Real Estate and Luxury Retail

“I see it as what luxury is,” Tom Andrews, General Manager of Asset Management at Hongkong Land, who works with many high-end brands in properties like Landmark, notes that younger brands are increasingly embracing NFTs, tokenization and crypto trends. “It is something that you’d like to show off. Just like Jordan rookie cards or Pokémon cards or NFTs like Bored Ape Yacht Club, whatever it may be.”

As a member of the Jardine Matheson Group, Hongkong Land has been developing new business models in real estate, such as streetwear and cultural space Belowground.
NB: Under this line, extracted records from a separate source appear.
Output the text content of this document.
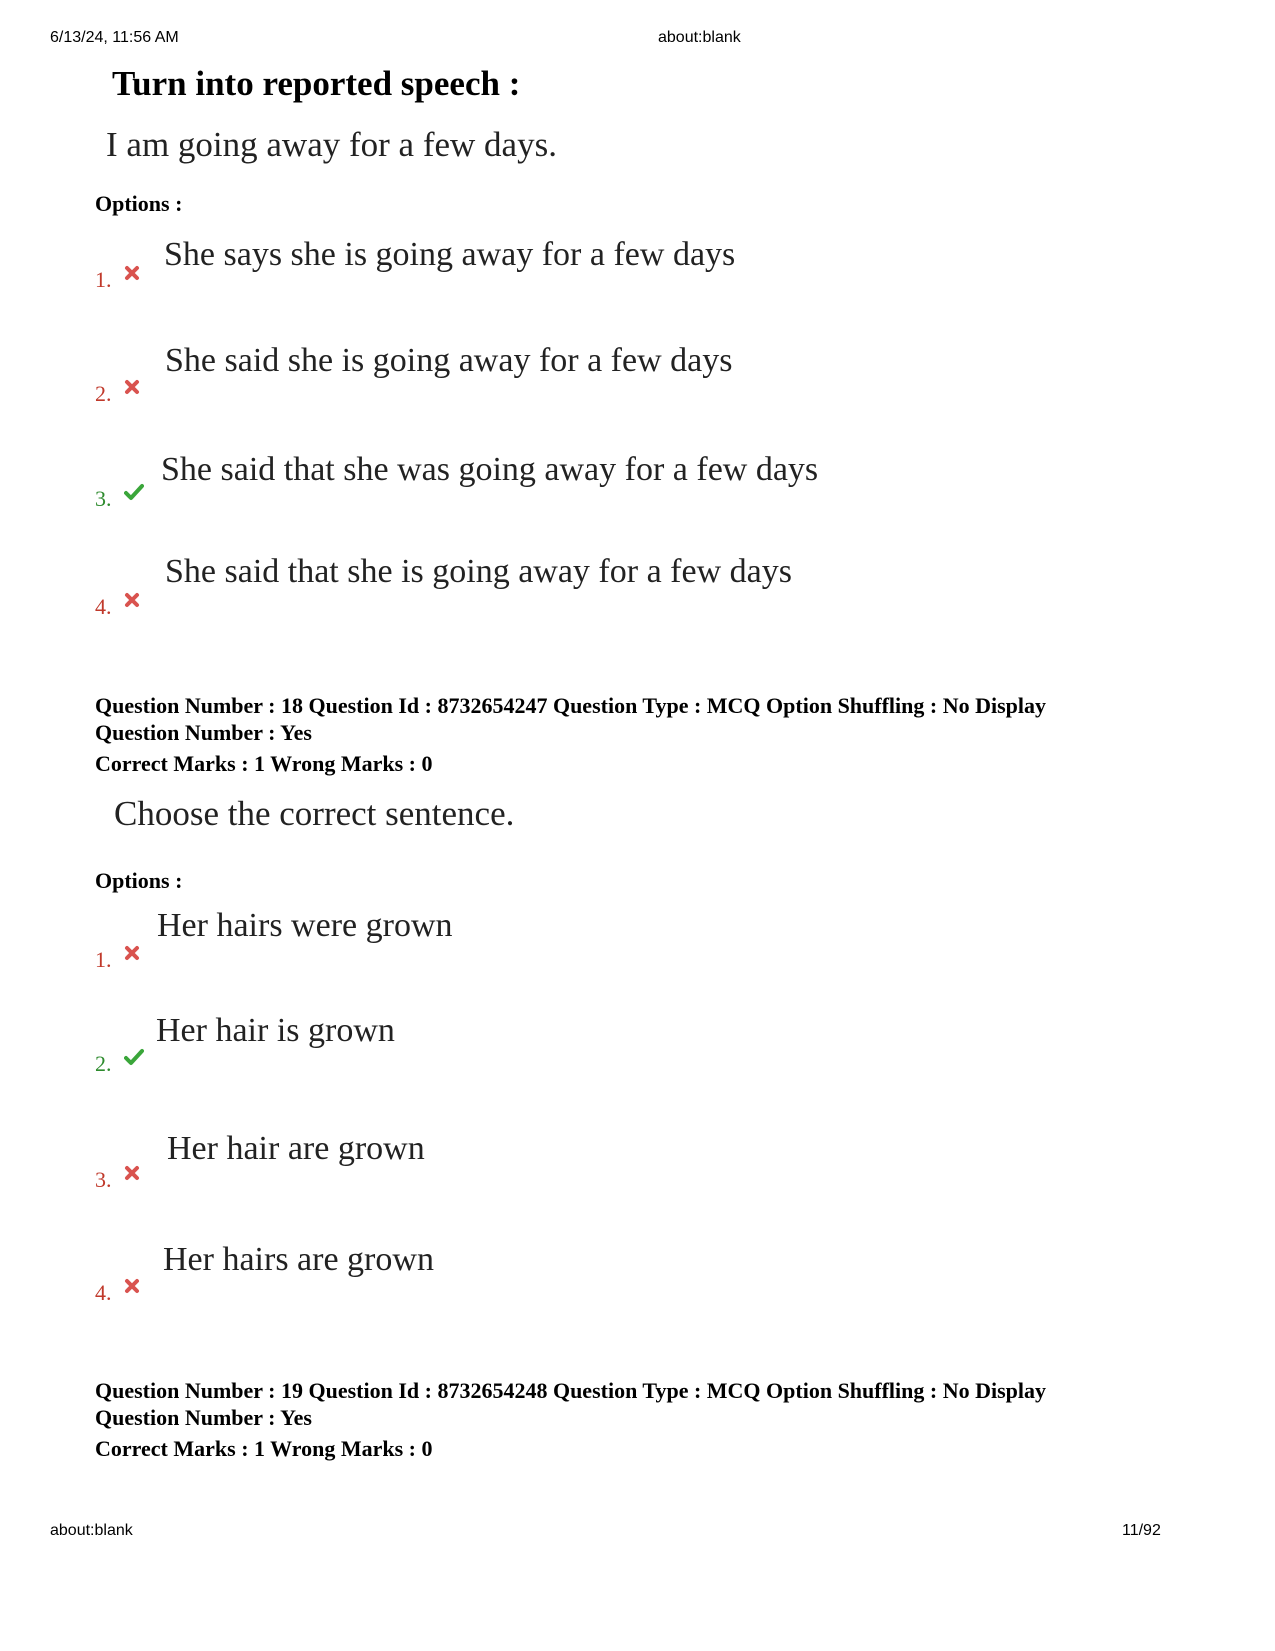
6/13/24, 11:56 AM	about:blank
Turn into reported speech :
I am going away for a few days.
Options :
1.
She says she is going away for a few days
2.
She said she is going away for a few days
3.
She said that she was going away for a few days
4.
She said that she is going away for a few days
Question Number : 18 Question Id : 8732654247 Question Type : MCQ Option Shuffling : No Display
Question Number : Yes
Correct Marks : 1 Wrong Marks : 0
Choose the correct sentence.
Options :
1.
Her hairs were grown
2.
Her hair is grown
3.
Her hair are grown
4.
Her hairs are grown
Question Number : 19 Question Id : 8732654248 Question Type : MCQ Option Shuffling : No Display
Question Number : Yes
Correct Marks : 1 Wrong Marks : 0
about:blank	11/92
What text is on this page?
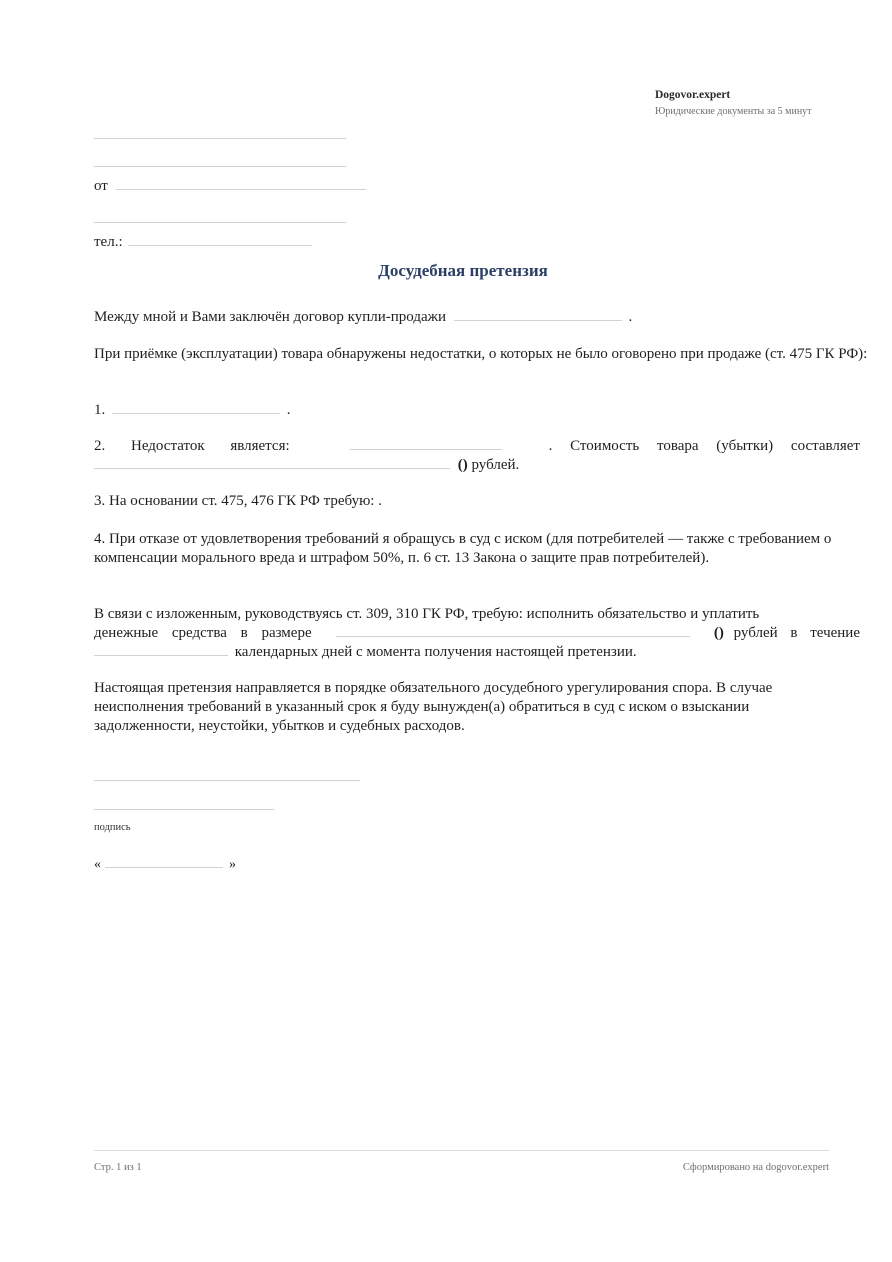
Dogovor.expert
Юридические документы за 5 минут
от
тел.:
Досудебная претензия
Между мной и Вами заключён договор купли-продажи	.
При приёмке (эксплуатации) товара обнаружены недостатки, о которых не было оговорено при продаже (ст. 475 ГК РФ):
1.	.
2. Недостаток является:	. Стоимость товара (убытки) составляет
() рублей.
3. На основании ст. 475, 476 ГК РФ требую: .
4. При отказе от удовлетворения требований я обращусь в суд с иском (для потребителей — также с требованием о компенсации морального вреда и штрафом 50%, п. 6 ст. 13 Закона о защите прав потребителей).
В связи с изложенным, руководствуясь ст. 309, 310 ГК РФ, требую: исполнить обязательство и уплатить
денежные средства в размере	() рублей в течение
календарных дней с момента получения настоящей претензии.
Настоящая претензия направляется в порядке обязательного досудебного урегулирования спора. В случае неисполнения требований в указанный срок я буду вынужден(а) обратиться в суд с иском о взыскании задолженности, неустойки, убытков и судебных расходов.
подпись
«	»
Стр. 1 из 1	Сформировано на dogovor.expert
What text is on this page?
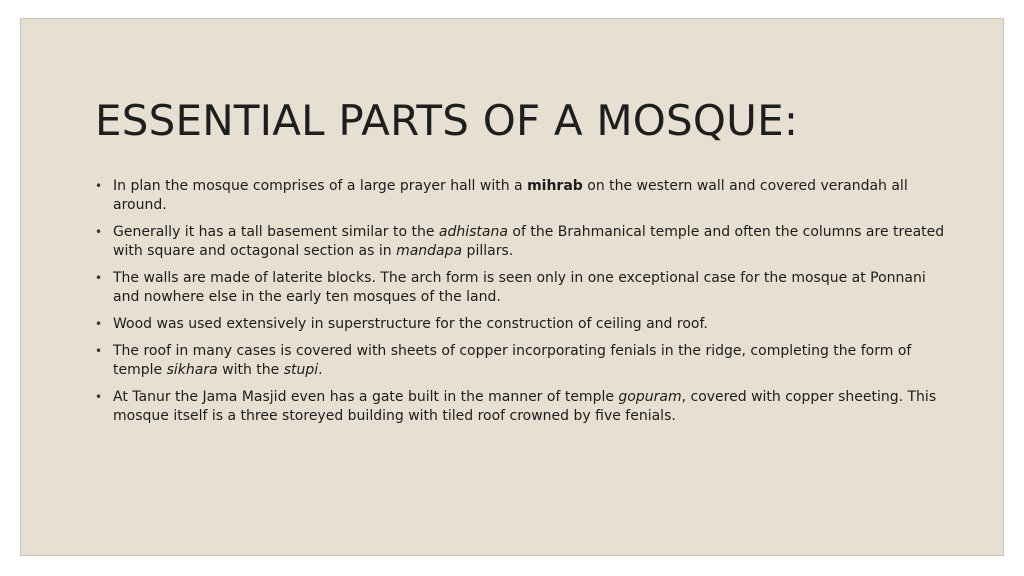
ESSENTIAL PARTS OF A MOSQUE:
• In plan the mosque comprises of a large prayer hall with a mihrab on the western wall and covered verandah all around.
• Generally it has a tall basement similar to the adhistana of the Brahmanical temple and often the columns are treated with square and octagonal section as in mandapa pillars.
• The walls are made of laterite blocks. The arch form is seen only in one exceptional case for the mosque at Ponnani and nowhere else in the early ten mosques of the land.
• Wood was used extensively in superstructure for the construction of ceiling and roof.
• The roof in many cases is covered with sheets of copper incorporating fenials in the ridge, completing the form of temple sikhara with the stupi.
• At Tanur the Jama Masjid even has a gate built in the manner of temple gopuram, covered with copper sheeting. This mosque itself is a three storeyed building with tiled roof crowned by five fenials.
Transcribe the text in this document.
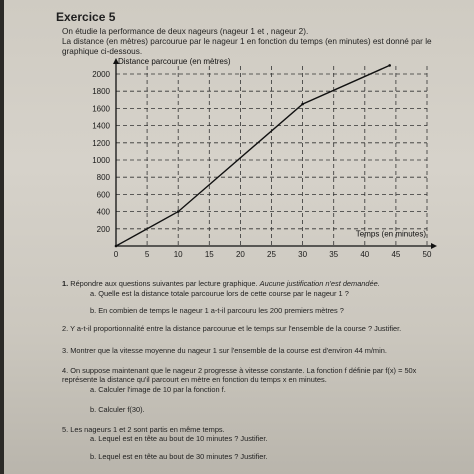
Exercice 5
On étudie la performance de deux nageurs (nageur 1 et , nageur 2).
La distance (en mètres) parcourue par le nageur 1 en fonction du temps (en minutes) est donné par le
graphique ci-dessous.
0	5	10	15	20	25	30	35	40	45	50
200
400
600
800
1000
1200
1400
1600
1800
2000
Distance parcourue (en mètres)
Temps (en minutes)
1. Répondre aux questions suivantes par lecture graphique. Aucune justification n'est demandée.
a. Quelle est la distance totale parcourue lors de cette course par le nageur 1 ?
b. En combien de temps le nageur 1 a-t-il parcouru les 200 premiers mètres ?
2. Y a-t-il proportionnalité entre la distance parcourue et le temps sur l'ensemble de la course ? Justifier.
3. Montrer que la vitesse moyenne du nageur 1 sur l'ensemble de la course est d'environ 44 m/min.
4. On suppose maintenant que le nageur 2 progresse à vitesse constante. La fonction f définie par f(x) = 50x
représente la distance qu'il parcourt en mètre en fonction du temps x en minutes.
a. Calculer l'image de 10 par la fonction f.
b. Calculer f(30).
5. Les nageurs 1 et 2 sont partis en même temps.
a. Lequel est en tête au bout de 10 minutes ? Justifier.
b. Lequel est en tête au bout de 30 minutes ? Justifier.
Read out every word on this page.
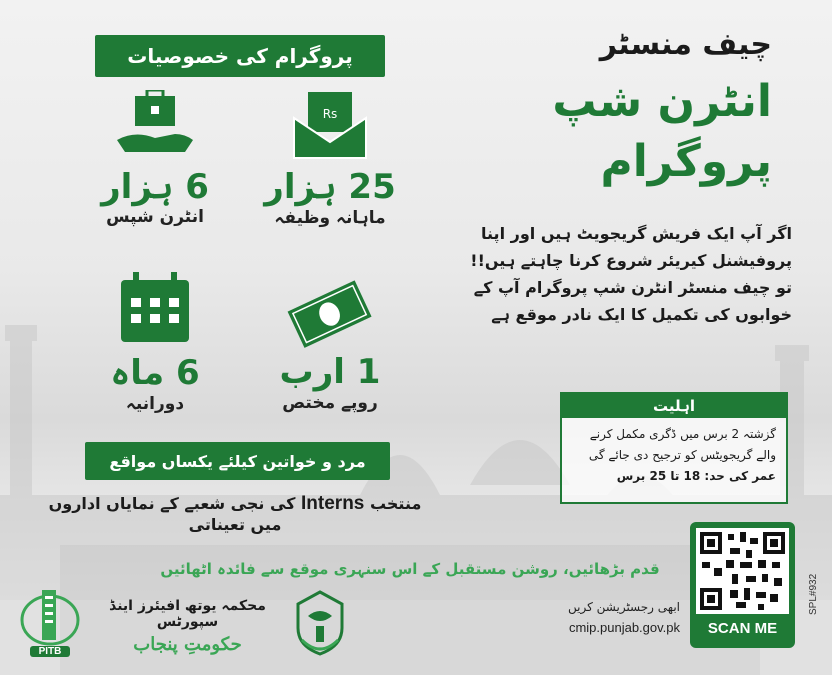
چیف منسٹر
انٹرن شپ
پروگرام
پروگرام کی خصوصیات
Rs
25 ہزار
ماہانہ وظیفہ
6 ہزار
انٹرن شپس
1 ارب
روپے مختص
6 ماہ
دورانیہ
مرد و خواتین کیلئے یکساں مواقع
منتخب Interns کی نجی شعبے کے نمایاں اداروں میں تعیناتی
اگر آپ ایک فریش گریجویٹ ہیں اور اپنا
پروفیشنل کیریئر شروع کرنا چاہتے ہیں!!
تو چیف منسٹر انٹرن شپ پروگرام آپ کے
خوابوں کی تکمیل کا ایک نادر موقع ہے
اہلیت
گزشتہ 2 برس میں ڈگری مکمل کرنے
والے گریجویٹس کو ترجیح دی جائے گی
عمر کی حد: 18 تا 25 برس
قدم بڑھائیں، روشن مستقبل کے اس سنہری موقع سے فائدہ اٹھائیں
SCAN ME
ابھی رجسٹریشن کریں
cmip.punjab.gov.pk
SPL#932
PITB
محکمہ یوتھ افیئرز اینڈ سپورٹس
حکومتِ پنجاب
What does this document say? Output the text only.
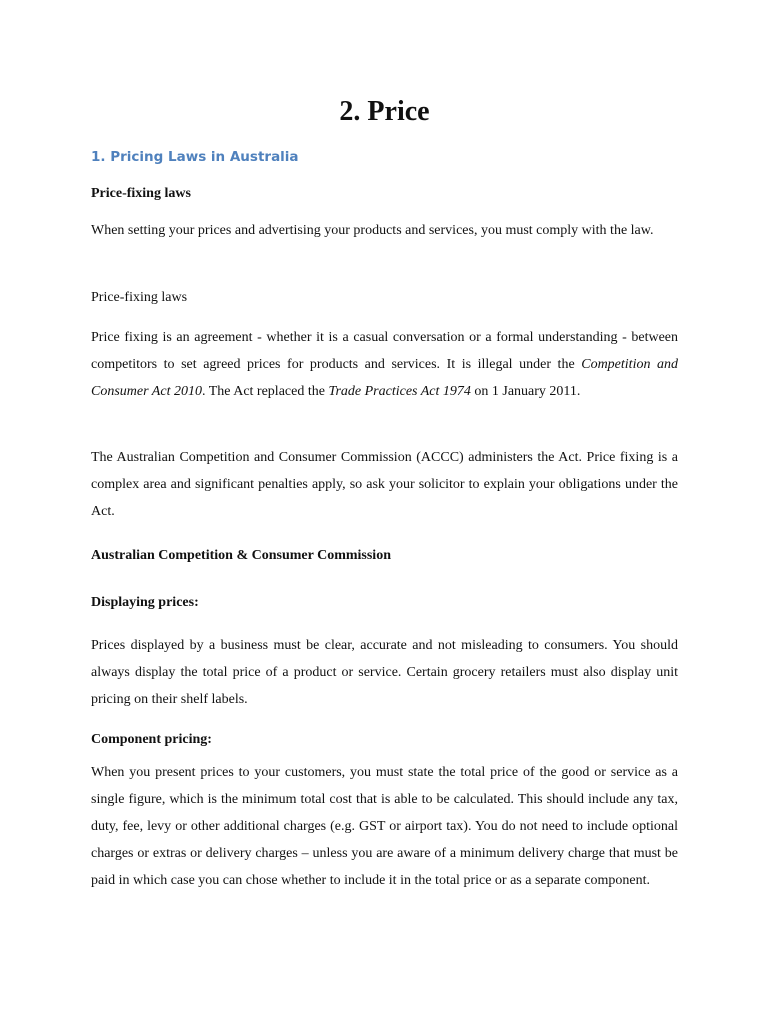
2. Price
1. Pricing Laws in Australia

Price-fixing laws

When setting your prices and advertising your products and services, you must comply with the law.

Price-fixing laws

Price fixing is an agreement - whether it is a casual conversation or a formal understanding - between competitors to set agreed prices for products and services. It is illegal under the Competition and Consumer Act 2010. The Act replaced the Trade Practices Act 1974 on 1 January 2011.

The Australian Competition and Consumer Commission (ACCC) administers the Act. Price fixing is a complex area and significant penalties apply, so ask your solicitor to explain your obligations under the Act.

Australian Competition & Consumer Commission

Displaying prices:

Prices displayed by a business must be clear, accurate and not misleading to consumers. You should always display the total price of a product or service. Certain grocery retailers must also display unit pricing on their shelf labels.

Component pricing:

When you present prices to your customers, you must state the total price of the good or service as a single figure, which is the minimum total cost that is able to be calculated. This should include any tax, duty, fee, levy or other additional charges (e.g. GST or airport tax). You do not need to include optional charges or extras or delivery charges – unless you are aware of a minimum delivery charge that must be paid in which case you can chose whether to include it in the total price or as a separate component.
“We’re seeing this interesting blend between the physical and the virtual,” says Andrews. “At Belowground, the fashion brand Jimmy Choo collaborated with artist Eric Haze to sell shoes and NFT versions of them.”

Question of Quality and Value

Despite the growing interest in NFT art, there are issues and challenges. The sky-high prices at the level achieved by Beeple’s work in March 2021 do not occur very often. Howard cautions against speculators who try to buy something randomly and hope that it goes up in value. In addition, Cheung believes there will be more mechanisms for checks and balances in the market, as he observes that more tools are being developed to evaluate the quality of PFP (profile picture) NFTs.

AmCham Tech Week, from May 17-20, was a practical series showcasing how businesses are making real advances with new technologies.